I suddenly had this moral dilemma--like a parent wondering if it's time to ruin the magic of Christmas for their child--except I had to decide whether I should deflate his excitement over this "cool club" by letting him know it was created because the youth suicide rate is appallingly high in Utah.

He's evolved and learned and it's been fun to watch that process, though. Well, until recently.

It appears someone has decided I'm their enemy and so this person has gone about secretly feeding Skylar various Utah/Mormon phrases and telling him to start using them casually with me. In the last few months he has started saying:

"Remember who you are and what you stand for."

"Return with honor."

"My body is a temple and you don't have a recommend."

A few months ago he told me he wanted to start having "companionship inventory" and maybe even the occasional "PPI" and reader. I almost had a full on panic attack.

Last week he came into the house and said "what does 'the Holy Ghost goes to bed at 10:00' mean?"

I was like, "first of all, the Holy Ghost doesn't go to bed until midnight so whoever told you that one lied to you."

Then I found out how weird "Holy Ghost" sounds to someone who didn't grow up hearing about it all time.

Eli: You see, there's this ghost that's very sacred and it hangs out, like, in good places.

Skylar: Does it haunt people?

Eli: No! It follows them around and whispers things to them.

Skylar: That sounds like a haunting.

Eli: Well, whatever it is, the point is it goes to bed at midnight so kids don't need to be out after that because my mom always said nothing good happens after midnight.

Skylar: So, nothing good happens after midnight because, like, the sacred ghost gets tired?

Eli: I don't know--look, it's just something people used to say. It just means don't hang out late because you might make bad choices.

Skylar: Is that, like, written in the scriptures? About the going to bed thing?
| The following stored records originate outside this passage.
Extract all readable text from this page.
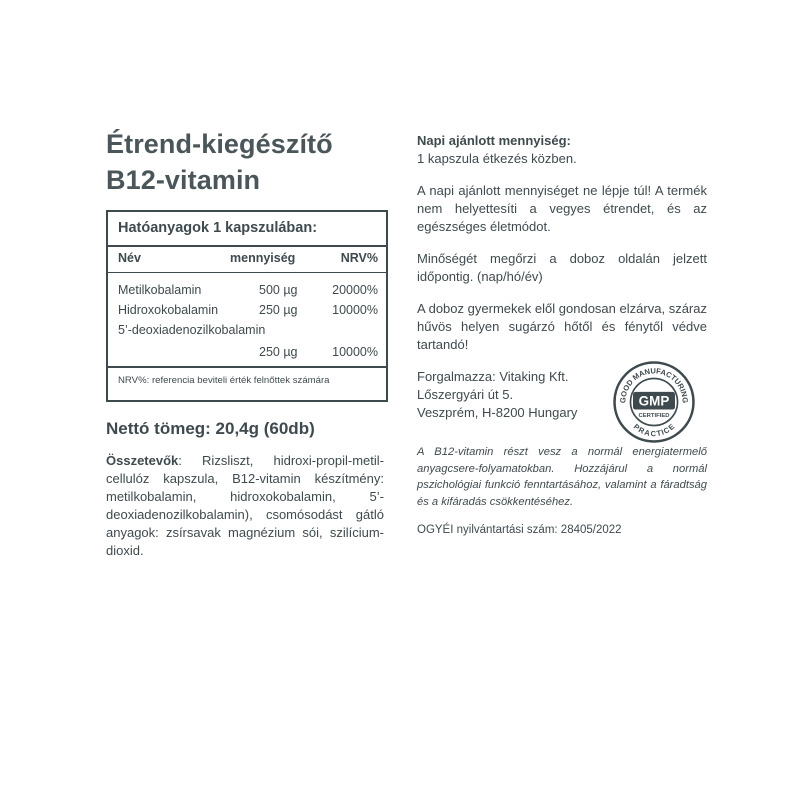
Étrend-kiegészítő
B12-vitamin
Hatóanyagok 1 kapszulában:
Név	mennyiség	NRV%
Metilkobalamin	500 µg	20000%
Hidroxokobalamin	250 µg	10000%
5’-deoxiadenozilkobalamin
250 µg	10000%
NRV%: referencia beviteli érték felnőttek számára
Nettó tömeg: 20,4g (60db)
Összetevők: Rizsliszt, hidroxi-propil-metil-cellulóz kapszula, B12-vitamin készítmény: metilkobalamin, hidroxokobalamin, 5’-deoxiadenozilkobalamin), csomósodást gátló anyagok: zsírsavak magnézium sói, szilícium-dioxid.

Napi ajánlott mennyiség:

1 kapszula étkezés közben.

A napi ajánlott mennyiséget ne lépje túl! A termék nem helyettesíti a vegyes étrendet, és az egészséges életmódot.

Minőségét megőrzi a doboz oldalán jelzett időpontig. (nap/hó/év)

A doboz gyermekek elől gondosan elzárva, száraz hűvös helyen sugárzó hőtől és fénytől védve tartandó!

Forgalmazza: Vitaking Kft.

Lőszergyári út 5.

Veszprém, H-8200 Hungary

GOOD MANUFACTURING
PRACTICE
GMP
CERTIFIED

A B12-vitamin részt vesz a normál energiatermelő anyagcsere-folyamatokban. Hozzájárul a normál pszichológiai funkció fenntartásához, valamint a fáradtság és a kifáradás csökkentéséhez.

OGYÉI nyilvántartási szám: 28405/2022
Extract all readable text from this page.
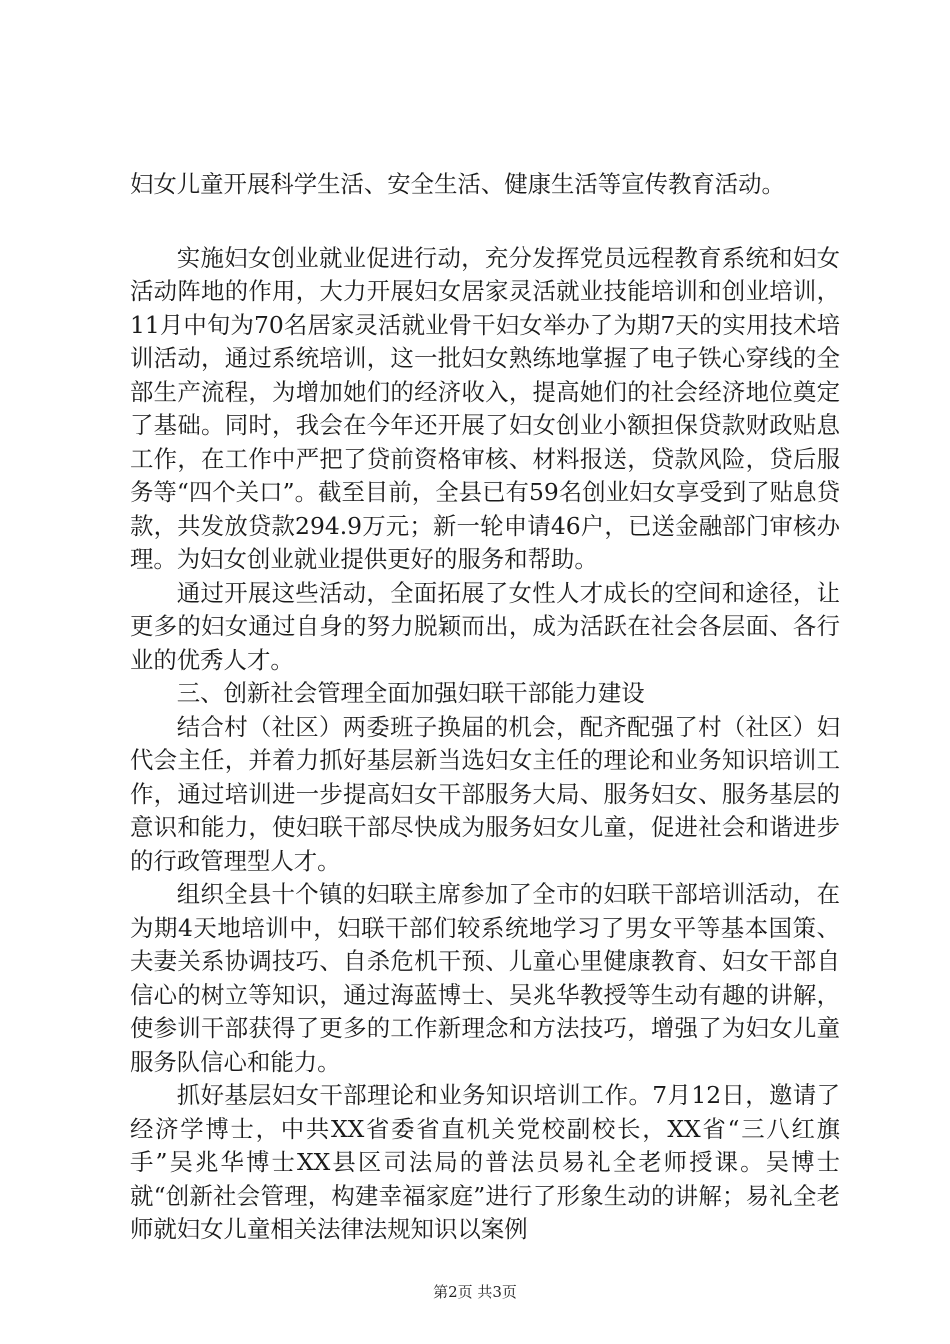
妇女儿童开展科学生活、安全生活、健康生活等宣传教育活动。

实施妇女创业就业促进行动，充分发挥党员远程教育系统和妇女活动阵地的作用，大力开展妇女居家灵活就业技能培训和创业培训，11月中旬为70名居家灵活就业骨干妇女举办了为期7天的实用技术培训活动，通过系统培训，这一批妇女熟练地掌握了电子铁心穿线的全部生产流程，为增加她们的经济收入，提高她们的社会经济地位奠定了基础。同时，我会在今年还开展了妇女创业小额担保贷款财政贴息工作，在工作中严把了贷前资格审核、材料报送，贷款风险，贷后服务等“四个关口”。截至目前，全县已有59名创业妇女享受到了贴息贷款，共发放贷款294.9万元；新一轮申请46户，已送金融部门审核办理。为妇女创业就业提供更好的服务和帮助。

通过开展这些活动，全面拓展了女性人才成长的空间和途径，让更多的妇女通过自身的努力脱颖而出，成为活跃在社会各层面、各行业的优秀人才。

三、创新社会管理全面加强妇联干部能力建设

结合村（社区）两委班子换届的机会，配齐配强了村（社区）妇代会主任，并着力抓好基层新当选妇女主任的理论和业务知识培训工作，通过培训进一步提高妇女干部服务大局、服务妇女、服务基层的意识和能力，使妇联干部尽快成为服务妇女儿童，促进社会和谐进步的行政管理型人才。

组织全县十个镇的妇联主席参加了全市的妇联干部培训活动，在为期4天地培训中，妇联干部们较系统地学习了男女平等基本国策、夫妻关系协调技巧、自杀危机干预、儿童心里健康教育、妇女干部自信心的树立等知识，通过海蓝博士、吴兆华教授等生动有趣的讲解，使参训干部获得了更多的工作新理念和方法技巧，增强了为妇女儿童服务队信心和能力。

抓好基层妇女干部理论和业务知识培训工作。7月12日，邀请了经济学博士，中共XX省委省直机关党校副校长，XX省“三八红旗手”吴兆华博士XX县区司法局的普法员易礼全老师授课。吴博士就“创新社会管理，构建幸福家庭”进行了形象生动的讲解；易礼全老师就妇女儿童相关法律法规知识以案例

第2页 共3页
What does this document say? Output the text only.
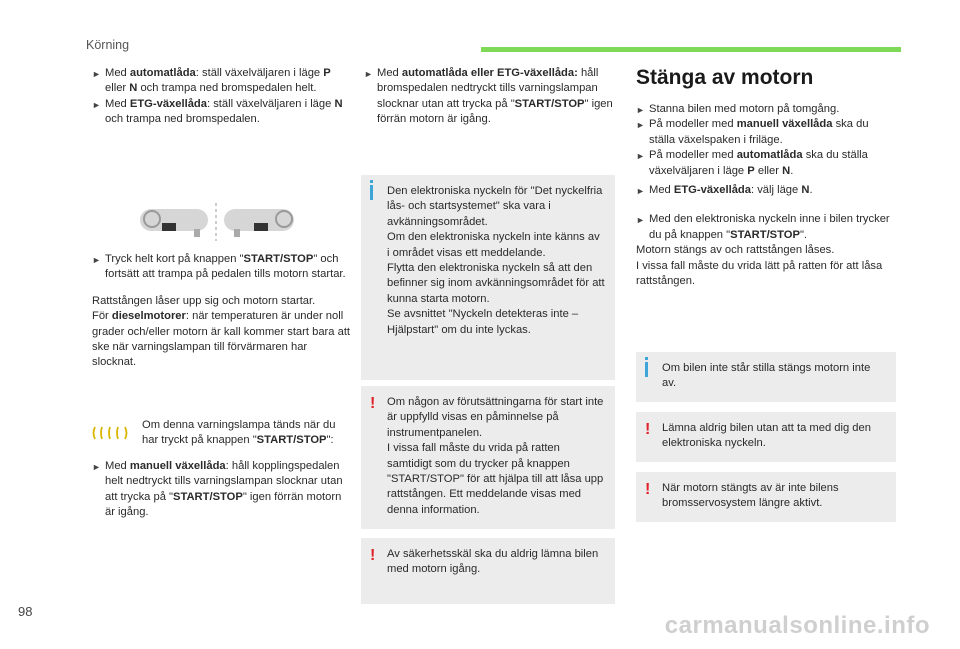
Körning

► Med automatlåda: ställ växelväljaren i läge P eller N och trampa ned bromspedalen helt.

► Med ETG-växellåda: ställ växelväljaren i läge N och trampa ned bromspedalen.

► Tryck helt kort på knappen "START/STOP" och fortsätt att trampa på pedalen tills motorn startar.

Rattstången låser upp sig och motorn startar.

För dieselmotorer: när temperaturen är under noll grader och/eller motorn är kall kommer start bara att ske när varningslampan till förvärmaren har slocknat.

Om denna varningslampa tänds när du har tryckt på knappen "START/STOP":

► Med manuell växellåda: håll kopplingspedalen helt nedtryckt tills varningslampan slocknar utan att trycka på "START/STOP" igen förrän motorn är igång.

► Med automatlåda eller ETG-växellåda: håll bromspedalen nedtryckt tills varningslampan slocknar utan att trycka på "START/STOP" igen förrän motorn är igång.

Den elektroniska nyckeln för "Det nyckelfria lås- och startsystemet" ska vara i avkänningsområdet.

Om den elektroniska nyckeln inte känns av i området visas ett meddelande.

Flytta den elektroniska nyckeln så att den befinner sig inom avkänningsområdet för att kunna starta motorn.

Se avsnittet "Nyckeln detekteras inte – Hjälpstart" om du inte lyckas.

! Om någon av förutsättningarna för start inte är uppfylld visas en påminnelse på instrumentpanelen.

I vissa fall måste du vrida på ratten samtidigt som du trycker på knappen "START/STOP" för att hjälpa till att låsa upp rattstången. Ett meddelande visas med denna information.

! Av säkerhetsskäl ska du aldrig lämna bilen med motorn igång.

Stänga av motorn

► Stanna bilen med motorn på tomgång.

► På modeller med manuell växellåda ska du ställa växelspaken i friläge.

► På modeller med automatlåda ska du ställa växelväljaren i läge P eller N.

► Med ETG-växellåda: välj läge N.

► Med den elektroniska nyckeln inne i bilen trycker du på knappen "START/STOP".

Motorn stängs av och rattstången låses.

I vissa fall måste du vrida lätt på ratten för att låsa rattstången.

Om bilen inte står stilla stängs motorn inte av.

! Lämna aldrig bilen utan att ta med dig den elektroniska nyckeln.

! När motorn stängts av är inte bilens bromsservosystem längre aktivt.

98
carmanualsonline.info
Eli: No. Gah. Who is teaching you these damn phrases? It's not in the scriptures. All of our parents just made it up when we were kids because they were tired.

He dropped it after that, shrugging his shoulders a little and going back to studying.

I have no equivalent way to get back at him by tossing very specific cultural cliches his way. Unless, I guess, there's a catalog of hippie Portland phrases I can tap into.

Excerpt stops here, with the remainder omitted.